By Emma Reilly
Editor-in-Chief
Incoming Director of the Center for Environment and Society Dr. Valerie Imbruce, who officially takes on her new role on Feb. 1, is looking forward to collaborating with students and faculty to achieve Washington College’s goals for curricular development, extracurricular programming, and sustainability.
As an undergraduate, Dr. Imbruce studied environmental science at Binghamton University.
According to Dr. Imbruce, she became interested in pursuing a graduate degree after studying abroad in Ecuador her senior year.
“It was so humid. We hardly saw the sun and it rained every day, but it was the most blissful period of my life,” Dr. Imbruce said.
Dr. Imbruce received her PhD from the City University of New York, where she participated in a collaborative program with the New York Botanical Garden. Her dissertation focused on food systems.
“Food is what I organize my days around,” Dr. Imbruce said. “From cooking, to shopping, to reading recipes…that family culture that I came from and now cultivate in my own home also became a part of my intellectual interests.”
Dr. Imbruce’s interest in food systems will translate to the new initiatives CES faculty are working to implement.
According to River and Field Campus Director and Associate Director of CES Programs and Staff Michael Hardesty, CES is looking to start a student farm at RAFC with the goal of offering students “hands-on opportunities to grow food for our dining hall and community.”
Hardesty, along with Geographic Information Systems Program Director and Lecturer in Anthropology Erica McMaster, Provost and Dean Dr. Michael Harvey, and representatives of the student body, faculty, and Board of Visitors and Governors were involved in the hiring process.
“It was a very collaborative process and we gelled well as a team,” Hardesty said. “We had a chance to really look ahead and see what CES needs for the future and we had a great consensus.”
According to Dr. Harvey, Dr. Imbruce values interdisciplinary approaches and undergraduate research opportunities — two qualities that keyed the selection committee into the fact that she would be a good fit for CES.
“John Seidel, the outgoing director, has just been amazing in his 15 years, just building CES up into one of the most remarkable programs at the College,” Dr. Harvey said. “It was very important to hire someone with a focus on supporting student research…that was one of the reasons Dr. Imbruce rose to the forefront.”
According to an announcement posted by WC upon hiring Dr. Imbruce, she has experience as a lecturer, faculty member, department leader, and center director.
Dr. Imbruce “served as Director of the External Scholarships and Undergraduate Research Center and as an affiliated faculty member in environmental studies” at Binghamton, the announcement said. “Before joining Binghamton, Imbruce served as a faculty member and director of environmental studies at Bennington College.”
At Bennington, Imbruce was able to get a feel for liberal arts teaching and learning.
“I’m a product of large public universities…but I got my first faculty teaching position at a small liberal arts school. It was an institutional and cultural shift but that’s the teaching I was drawn to,” Dr. Imbruce said.
Once she returned to Binghamton, Dr. Imbruce sought to apply the philosophies and practices of liberal arts education to the large, public university.
“It’s always been really important to me to really shape the institutional structures and opportunities in which I work,” Dr. Imbruce said.
Dr. Imbruce was able to achieve this goal through her work as a part of the Binghamton Transdisciplinary Areas of Excellence Initiative.

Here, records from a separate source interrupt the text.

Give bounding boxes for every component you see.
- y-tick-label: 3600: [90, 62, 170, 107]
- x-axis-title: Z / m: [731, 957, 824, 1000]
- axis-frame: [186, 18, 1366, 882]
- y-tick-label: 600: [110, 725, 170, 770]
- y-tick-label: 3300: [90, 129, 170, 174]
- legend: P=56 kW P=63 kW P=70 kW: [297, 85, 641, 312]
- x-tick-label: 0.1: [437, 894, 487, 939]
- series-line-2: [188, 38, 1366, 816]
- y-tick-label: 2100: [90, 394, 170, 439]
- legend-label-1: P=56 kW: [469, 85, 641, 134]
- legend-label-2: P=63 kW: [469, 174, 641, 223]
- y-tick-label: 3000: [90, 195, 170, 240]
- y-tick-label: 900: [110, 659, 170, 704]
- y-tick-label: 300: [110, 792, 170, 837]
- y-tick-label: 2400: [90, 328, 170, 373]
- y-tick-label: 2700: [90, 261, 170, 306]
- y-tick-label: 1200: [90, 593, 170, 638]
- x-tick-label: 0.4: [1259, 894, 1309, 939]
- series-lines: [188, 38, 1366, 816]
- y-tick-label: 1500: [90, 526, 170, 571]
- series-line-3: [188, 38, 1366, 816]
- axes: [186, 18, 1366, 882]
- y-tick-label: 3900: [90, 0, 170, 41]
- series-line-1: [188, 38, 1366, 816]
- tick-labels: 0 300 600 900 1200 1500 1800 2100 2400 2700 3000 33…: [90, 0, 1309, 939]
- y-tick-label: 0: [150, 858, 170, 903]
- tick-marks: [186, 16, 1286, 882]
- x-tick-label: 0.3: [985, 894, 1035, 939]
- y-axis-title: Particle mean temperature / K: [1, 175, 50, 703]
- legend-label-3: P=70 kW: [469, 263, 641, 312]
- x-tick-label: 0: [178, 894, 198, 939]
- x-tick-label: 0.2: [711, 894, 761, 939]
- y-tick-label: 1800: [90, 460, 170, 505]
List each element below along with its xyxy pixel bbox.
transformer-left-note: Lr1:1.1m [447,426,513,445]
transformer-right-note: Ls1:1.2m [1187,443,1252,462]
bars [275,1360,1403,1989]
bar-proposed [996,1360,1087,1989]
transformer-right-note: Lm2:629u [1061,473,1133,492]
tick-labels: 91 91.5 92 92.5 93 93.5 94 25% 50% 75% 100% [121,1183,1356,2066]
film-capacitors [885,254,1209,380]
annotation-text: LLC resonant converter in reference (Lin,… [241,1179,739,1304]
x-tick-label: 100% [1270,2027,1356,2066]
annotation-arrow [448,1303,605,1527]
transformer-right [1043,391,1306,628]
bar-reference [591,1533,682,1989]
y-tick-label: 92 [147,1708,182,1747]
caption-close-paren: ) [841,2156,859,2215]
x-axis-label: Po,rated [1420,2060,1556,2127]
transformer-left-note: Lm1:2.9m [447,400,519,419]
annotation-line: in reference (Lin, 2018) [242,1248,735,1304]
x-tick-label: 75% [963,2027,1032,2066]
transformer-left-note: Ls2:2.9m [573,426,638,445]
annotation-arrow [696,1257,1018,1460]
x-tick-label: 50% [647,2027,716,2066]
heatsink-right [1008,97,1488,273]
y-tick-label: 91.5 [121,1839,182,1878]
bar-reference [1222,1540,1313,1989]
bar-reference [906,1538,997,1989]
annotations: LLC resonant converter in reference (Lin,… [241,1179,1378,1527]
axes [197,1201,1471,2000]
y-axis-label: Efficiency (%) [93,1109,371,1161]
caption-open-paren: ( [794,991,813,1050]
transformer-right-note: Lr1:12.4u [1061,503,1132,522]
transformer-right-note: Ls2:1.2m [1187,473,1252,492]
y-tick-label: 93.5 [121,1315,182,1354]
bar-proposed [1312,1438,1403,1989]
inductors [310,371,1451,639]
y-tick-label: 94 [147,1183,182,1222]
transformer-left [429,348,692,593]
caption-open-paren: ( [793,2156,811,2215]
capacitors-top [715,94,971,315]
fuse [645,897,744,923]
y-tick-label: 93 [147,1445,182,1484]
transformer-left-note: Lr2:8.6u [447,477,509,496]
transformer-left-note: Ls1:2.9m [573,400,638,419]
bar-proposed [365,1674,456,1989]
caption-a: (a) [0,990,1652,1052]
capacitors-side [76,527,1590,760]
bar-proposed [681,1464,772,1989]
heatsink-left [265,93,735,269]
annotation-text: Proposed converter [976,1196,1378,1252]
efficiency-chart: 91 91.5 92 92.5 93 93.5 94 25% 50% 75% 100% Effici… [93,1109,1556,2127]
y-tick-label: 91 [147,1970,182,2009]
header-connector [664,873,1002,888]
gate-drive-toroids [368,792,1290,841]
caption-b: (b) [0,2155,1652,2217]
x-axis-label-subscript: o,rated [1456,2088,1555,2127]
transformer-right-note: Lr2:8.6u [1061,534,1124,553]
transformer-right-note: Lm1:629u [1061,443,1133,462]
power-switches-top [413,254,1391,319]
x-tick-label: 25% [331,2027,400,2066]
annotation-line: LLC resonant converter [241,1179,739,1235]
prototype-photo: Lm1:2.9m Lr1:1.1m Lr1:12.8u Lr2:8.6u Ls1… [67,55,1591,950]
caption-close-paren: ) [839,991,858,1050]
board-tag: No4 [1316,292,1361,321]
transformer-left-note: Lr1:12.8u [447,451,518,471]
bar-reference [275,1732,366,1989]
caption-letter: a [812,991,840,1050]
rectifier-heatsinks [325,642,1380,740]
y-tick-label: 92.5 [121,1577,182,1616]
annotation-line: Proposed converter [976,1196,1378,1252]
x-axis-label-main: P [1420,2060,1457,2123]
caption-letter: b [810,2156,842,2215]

According to Dr. Imbruce, she developed an interdisciplinary course that “teaches the chemistry and physics of light, color, and materials through narratives, histories, and social contingencies” while collaborating with physicists, curators, archeologists, art historians, and designers.
Dr. Imbruce will carry on teaching at WC, particularly archeology and anthropology courses as they relate to her research areas.
According to Dr. Imbruce, in addition to “building bridges between CES and WC’s academic departments,” she hopes to hear from those who weren’t engaged in the interview process, mainly students.
“What would it look like for every student to have some kind of experience through CES, whether it’s curricular, co-curricular, an internship, or just social?” Dr. Imbruce said when considering her priorities as incoming director.
According to Hardesty, McMaster, and Dr. Imbruce, research opportunities, internships, fellowships, summer programs, teaching and learning initiatives, and recreation and wellness programs are all potential points of expansion for CES in the years to come.
Photo by Grace Hazlehurst
Photo Caption: Dr. Valerie Imbruce will officially join the Washington College staff next month.